For flatbed carriers, the practical implication is straightforward: ag equipment lanes aren’t generating the load density that offsets weakness elsewhere in the flatbed market. DAT flatbed spot rates have been holding up better than dry van in 2026, supported by construction and industrial demand, but the agricultural equipment segment — historically a meaningful contributor to Midwest-origin flatbed volume — remains a drag rather than a tailwind.
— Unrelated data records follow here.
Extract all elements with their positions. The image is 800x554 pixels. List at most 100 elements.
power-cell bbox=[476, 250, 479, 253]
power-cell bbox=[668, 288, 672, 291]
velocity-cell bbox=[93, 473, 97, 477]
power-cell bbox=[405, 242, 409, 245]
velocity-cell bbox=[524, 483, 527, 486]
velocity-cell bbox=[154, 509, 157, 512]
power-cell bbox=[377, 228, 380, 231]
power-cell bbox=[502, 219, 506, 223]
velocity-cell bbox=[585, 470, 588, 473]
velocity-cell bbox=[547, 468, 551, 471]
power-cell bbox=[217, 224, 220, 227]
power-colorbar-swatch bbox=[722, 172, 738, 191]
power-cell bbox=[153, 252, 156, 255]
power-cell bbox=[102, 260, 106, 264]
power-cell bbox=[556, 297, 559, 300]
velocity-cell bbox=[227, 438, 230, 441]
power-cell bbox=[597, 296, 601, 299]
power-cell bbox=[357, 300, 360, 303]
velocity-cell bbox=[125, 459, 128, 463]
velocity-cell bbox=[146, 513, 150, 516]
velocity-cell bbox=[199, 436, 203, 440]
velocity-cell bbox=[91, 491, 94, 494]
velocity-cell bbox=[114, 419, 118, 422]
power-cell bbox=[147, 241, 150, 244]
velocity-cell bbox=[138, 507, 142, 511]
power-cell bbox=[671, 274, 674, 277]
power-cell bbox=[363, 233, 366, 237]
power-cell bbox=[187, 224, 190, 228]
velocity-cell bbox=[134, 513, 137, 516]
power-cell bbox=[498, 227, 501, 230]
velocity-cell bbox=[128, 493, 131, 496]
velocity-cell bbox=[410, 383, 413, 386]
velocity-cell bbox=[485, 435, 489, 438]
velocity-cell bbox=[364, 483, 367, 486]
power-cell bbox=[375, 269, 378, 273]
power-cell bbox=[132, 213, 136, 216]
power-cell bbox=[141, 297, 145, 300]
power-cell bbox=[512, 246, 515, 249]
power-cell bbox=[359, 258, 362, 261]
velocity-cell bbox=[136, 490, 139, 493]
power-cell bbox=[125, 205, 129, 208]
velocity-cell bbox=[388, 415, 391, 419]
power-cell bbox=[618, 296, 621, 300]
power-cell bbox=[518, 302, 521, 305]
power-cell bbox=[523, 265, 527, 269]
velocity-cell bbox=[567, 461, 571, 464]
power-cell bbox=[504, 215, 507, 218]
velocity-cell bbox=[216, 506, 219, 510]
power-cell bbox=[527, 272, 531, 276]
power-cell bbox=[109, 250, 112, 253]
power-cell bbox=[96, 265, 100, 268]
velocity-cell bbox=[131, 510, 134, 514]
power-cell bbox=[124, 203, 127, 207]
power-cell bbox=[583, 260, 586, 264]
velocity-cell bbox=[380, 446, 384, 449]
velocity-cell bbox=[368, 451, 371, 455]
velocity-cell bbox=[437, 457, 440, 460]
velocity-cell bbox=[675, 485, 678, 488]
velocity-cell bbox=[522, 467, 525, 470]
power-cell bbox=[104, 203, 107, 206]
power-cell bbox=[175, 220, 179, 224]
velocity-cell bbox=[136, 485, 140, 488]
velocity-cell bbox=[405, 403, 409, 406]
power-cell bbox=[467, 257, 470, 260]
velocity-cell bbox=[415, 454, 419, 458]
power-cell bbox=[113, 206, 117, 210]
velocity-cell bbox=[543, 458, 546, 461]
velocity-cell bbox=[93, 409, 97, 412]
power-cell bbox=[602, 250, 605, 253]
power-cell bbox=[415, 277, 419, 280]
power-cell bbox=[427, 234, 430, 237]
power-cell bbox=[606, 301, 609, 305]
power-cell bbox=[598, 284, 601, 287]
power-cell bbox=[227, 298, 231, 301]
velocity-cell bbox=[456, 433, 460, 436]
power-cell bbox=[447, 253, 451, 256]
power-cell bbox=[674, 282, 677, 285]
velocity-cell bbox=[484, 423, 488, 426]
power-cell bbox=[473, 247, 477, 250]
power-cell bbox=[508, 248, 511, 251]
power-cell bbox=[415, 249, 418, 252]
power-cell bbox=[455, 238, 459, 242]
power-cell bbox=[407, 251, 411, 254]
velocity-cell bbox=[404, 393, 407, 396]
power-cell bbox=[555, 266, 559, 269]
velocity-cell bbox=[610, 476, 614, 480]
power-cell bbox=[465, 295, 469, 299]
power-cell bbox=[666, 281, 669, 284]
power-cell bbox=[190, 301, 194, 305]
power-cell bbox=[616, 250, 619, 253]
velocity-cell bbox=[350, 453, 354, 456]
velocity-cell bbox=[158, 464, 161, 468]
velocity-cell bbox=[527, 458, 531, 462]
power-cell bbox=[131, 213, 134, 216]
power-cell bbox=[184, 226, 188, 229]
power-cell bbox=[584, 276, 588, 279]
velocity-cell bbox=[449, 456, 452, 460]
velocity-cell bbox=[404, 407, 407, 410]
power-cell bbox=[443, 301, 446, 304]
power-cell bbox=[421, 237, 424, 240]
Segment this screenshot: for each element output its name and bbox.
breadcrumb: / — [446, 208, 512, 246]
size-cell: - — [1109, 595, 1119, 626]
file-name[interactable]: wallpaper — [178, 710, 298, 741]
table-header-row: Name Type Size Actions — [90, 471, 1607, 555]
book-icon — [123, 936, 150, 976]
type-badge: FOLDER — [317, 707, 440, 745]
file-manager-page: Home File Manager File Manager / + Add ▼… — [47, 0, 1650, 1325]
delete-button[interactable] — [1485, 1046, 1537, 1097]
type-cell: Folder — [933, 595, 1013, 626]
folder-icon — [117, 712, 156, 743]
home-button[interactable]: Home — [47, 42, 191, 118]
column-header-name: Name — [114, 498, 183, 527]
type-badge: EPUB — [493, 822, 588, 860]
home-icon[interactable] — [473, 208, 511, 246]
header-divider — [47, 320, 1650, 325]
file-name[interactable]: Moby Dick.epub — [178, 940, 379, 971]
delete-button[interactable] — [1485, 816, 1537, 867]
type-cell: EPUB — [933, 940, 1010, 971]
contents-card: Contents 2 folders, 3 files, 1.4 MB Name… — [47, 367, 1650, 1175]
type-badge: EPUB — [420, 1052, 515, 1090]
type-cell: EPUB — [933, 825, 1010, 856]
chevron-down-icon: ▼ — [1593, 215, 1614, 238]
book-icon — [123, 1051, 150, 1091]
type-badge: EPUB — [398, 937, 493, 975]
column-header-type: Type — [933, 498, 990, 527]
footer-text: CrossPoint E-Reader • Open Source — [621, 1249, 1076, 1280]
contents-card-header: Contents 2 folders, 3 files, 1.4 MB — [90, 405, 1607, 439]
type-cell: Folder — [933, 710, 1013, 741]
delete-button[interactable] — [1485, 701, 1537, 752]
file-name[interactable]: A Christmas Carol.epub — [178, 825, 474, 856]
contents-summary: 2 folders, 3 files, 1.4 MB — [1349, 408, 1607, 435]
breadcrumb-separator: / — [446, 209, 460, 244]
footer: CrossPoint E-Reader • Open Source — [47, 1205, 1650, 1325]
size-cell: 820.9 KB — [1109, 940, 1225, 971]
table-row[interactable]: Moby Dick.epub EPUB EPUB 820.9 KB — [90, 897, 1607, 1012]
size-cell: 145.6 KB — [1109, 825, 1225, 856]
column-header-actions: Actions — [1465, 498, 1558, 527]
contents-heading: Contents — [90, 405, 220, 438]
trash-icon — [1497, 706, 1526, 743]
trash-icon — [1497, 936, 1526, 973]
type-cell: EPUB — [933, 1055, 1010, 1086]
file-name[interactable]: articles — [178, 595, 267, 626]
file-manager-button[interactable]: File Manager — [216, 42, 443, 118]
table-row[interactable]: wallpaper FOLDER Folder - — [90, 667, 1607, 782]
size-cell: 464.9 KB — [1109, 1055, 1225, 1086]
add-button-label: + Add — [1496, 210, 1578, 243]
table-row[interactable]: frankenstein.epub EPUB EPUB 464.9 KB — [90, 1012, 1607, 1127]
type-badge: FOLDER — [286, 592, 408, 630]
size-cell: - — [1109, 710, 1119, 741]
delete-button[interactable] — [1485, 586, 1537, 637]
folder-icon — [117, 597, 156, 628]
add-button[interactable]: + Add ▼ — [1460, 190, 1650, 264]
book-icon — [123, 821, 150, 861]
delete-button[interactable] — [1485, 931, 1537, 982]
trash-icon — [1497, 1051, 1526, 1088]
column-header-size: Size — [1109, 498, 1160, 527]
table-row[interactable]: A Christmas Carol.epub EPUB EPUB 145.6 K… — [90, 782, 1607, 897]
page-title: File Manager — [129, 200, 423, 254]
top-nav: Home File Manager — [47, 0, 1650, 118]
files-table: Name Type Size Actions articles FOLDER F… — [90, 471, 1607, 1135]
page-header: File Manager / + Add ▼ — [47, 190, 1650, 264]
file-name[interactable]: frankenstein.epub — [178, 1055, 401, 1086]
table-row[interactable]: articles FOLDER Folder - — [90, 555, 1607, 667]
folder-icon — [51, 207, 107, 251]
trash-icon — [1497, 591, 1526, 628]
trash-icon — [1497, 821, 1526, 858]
Watch the June and July AEM reports for early signs of a turn.

National flatbed spot rate trends

National flatbed spot rates established new benchmarks as they continued their upward trajectory. For Week 24, the 7-day rolling average rose by one cent to hit a record $2.94 per mile. This achievement marks the thirteenth straight week of growth, a period during which rates surged 25% (an increase of $0.63 per mile), ultimately exceeding the previous June 2021 record by $0.18.

Market pricing remains well above historical averages, sitting 38% ($0.82) higher than last year and 31% ($0.90) above the non-pandemic five-year norm. This sustained capacity tightening is evident in both the spot and contract sectors; specifically, new contract rates entering routing guides have climbed 6% year-over-year, ending a nearly four-year period of negative rate growth.

Flatbed Market Conditions 

The flatbed sector continues to tighten as the open deck market approaches its peak season. Total load postings have surged 87% year-over-year and currently stand 32% above the historical long-term average (excluding the pandemic-impacted years of 2021 and 2022). Despite a 2% weekly uptick in equipment availability, postings remain 29% lower than last year’s levels. Consequently, shifting supply-demand dynamics resulted in an 8% weekly decline in the flatbed load-to-truck ratio, which finished the period at 62.38.